We are different in age and state of life, but we all totally entrust our lives to God.
by Rosanna Tabasso
In the seventies a substantial part of Sermig was made up of families gathered around Ernesto Olivero and his wife Maria. They were determined to live the Gospel starting from their being family. They gave them the impetus and the ideals of the Council and felt that the Gospel was for everyone, not only for those in charge, priests and religious. They felt they were a Gospel cell in the world and wanted to experience it as protagonists. They were solid, united within and between them. They had ideas and spent themselves to make them concrete in the service of the kingdom. Their conviction aroused in young people the search for their own vocation, for the specific call of each one: who am I and who do I want to be? How can I enhance my talents? What am I asked to be at the service of the kingdom of God?
In the comparison many of us found the meaning of consecrated celibacy lived in fraternity. A road so different from that of marriage and yet so similar in its deepest root. Diversity is life among us: different in age, by state of life, married, celibate, consecrated persons who live in fraternity, young people, adults, different by origin, by social background, yet united because we are all of God. "One Lord , one faith, one baptism. One God the Father of all "(Eph 4,5-6), says Saint Paul and I like to think that he remembers it also to married people, consecrated celibates, priests ...
In the Fraternity we try to educate ourselves all to give primacy to God in our life, so that God is second to none, neither to the wife nor to the husband or to the children, nor to work nor to the commitments of common life; so that whatever our call - marriage, consecration or other forms of life - he is the center.

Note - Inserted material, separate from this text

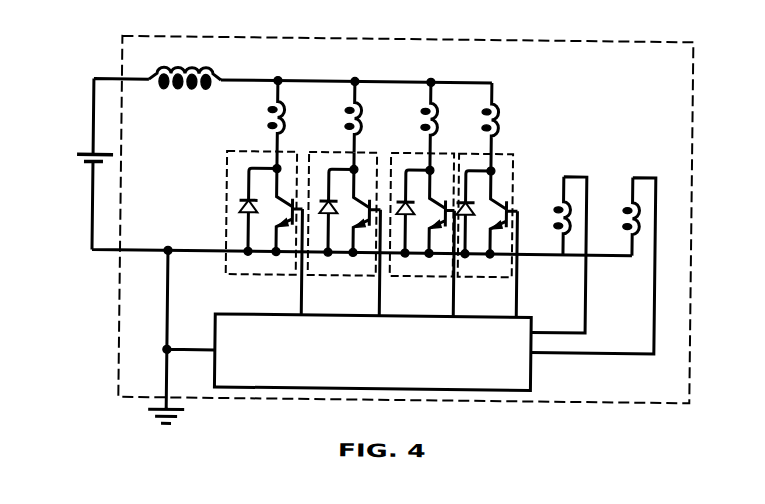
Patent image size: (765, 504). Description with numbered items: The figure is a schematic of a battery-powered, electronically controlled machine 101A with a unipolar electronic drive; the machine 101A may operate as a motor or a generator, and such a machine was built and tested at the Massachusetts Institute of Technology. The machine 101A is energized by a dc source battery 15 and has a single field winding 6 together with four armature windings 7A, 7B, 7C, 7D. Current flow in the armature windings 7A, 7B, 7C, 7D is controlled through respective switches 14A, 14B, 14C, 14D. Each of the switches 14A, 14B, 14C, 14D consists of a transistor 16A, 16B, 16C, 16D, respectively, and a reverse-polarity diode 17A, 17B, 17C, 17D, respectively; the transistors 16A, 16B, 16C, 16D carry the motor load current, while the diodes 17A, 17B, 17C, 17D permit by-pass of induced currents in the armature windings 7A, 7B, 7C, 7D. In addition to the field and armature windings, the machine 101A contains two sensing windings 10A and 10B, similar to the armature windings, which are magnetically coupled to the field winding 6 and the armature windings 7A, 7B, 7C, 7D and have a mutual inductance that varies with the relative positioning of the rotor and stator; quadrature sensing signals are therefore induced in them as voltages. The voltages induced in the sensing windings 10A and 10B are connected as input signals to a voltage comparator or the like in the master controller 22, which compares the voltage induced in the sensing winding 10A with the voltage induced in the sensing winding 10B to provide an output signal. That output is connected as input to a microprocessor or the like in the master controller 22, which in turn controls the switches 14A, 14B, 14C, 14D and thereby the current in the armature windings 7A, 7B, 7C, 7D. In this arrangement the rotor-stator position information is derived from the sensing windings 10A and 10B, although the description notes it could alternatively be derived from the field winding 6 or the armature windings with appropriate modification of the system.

The more we meet, families and consecrated persons, the more we experience that in this time there is much more that which unites us than that which differentiates us. Because "No one who has put his hand to the plow and then looks back is suitable for the kingdom of God" (Lk 9:62) and this also applies to everyone. So we are all united by the effort to be for the Lord in a world that wants to pull us from a completely different place. Whoever chooses the Gospel, married, consecrated, priest, chooses the love that becomes grain of wheat, which allows itself to sink into the earth, splits to give life, up to the total gift of self for the other, for others: for someone it means spending waking nights with their children or taking shifts at the factory to support the family; for others, keep an Arsenal open night and day and welcome the homeless; for some to question themselves and not to resign themselves to the difficulty born in the couple; for others, to face the difficulties of common life every day, to get naked and make truth to face a deep knot or a difficulty in communicating with a brother or sister. There is no easier way if the center in everyone is God and everyone's tension is to love as he loves. However, we are all contaminated within by a worldly mentality that has accustomed us to confuse the like, I want it with love and fatigue, the difficulty, the suffering of living together as a negation of love. We all need a time, a method and teachers who can help us to change our perspective, to take the road of the Gospel and go back to being simply Christians.
Meeting the younger families of the Fraternity, I often think that God wanted to reveal himself as love in the sacrament that unites a man and a woman and wanted to lay down the transmission of life in their love. The family is also the root of every vocation; mine too was born with my parents, grew up in the love with which they welcomed me, educated me, accompanied me. I learned from them that God is Love (1 Jn 4,8), I let myself be loved and I learned to respond to his love, loving without seeking reciprocation, without bonds, without limits, everyone and everyone.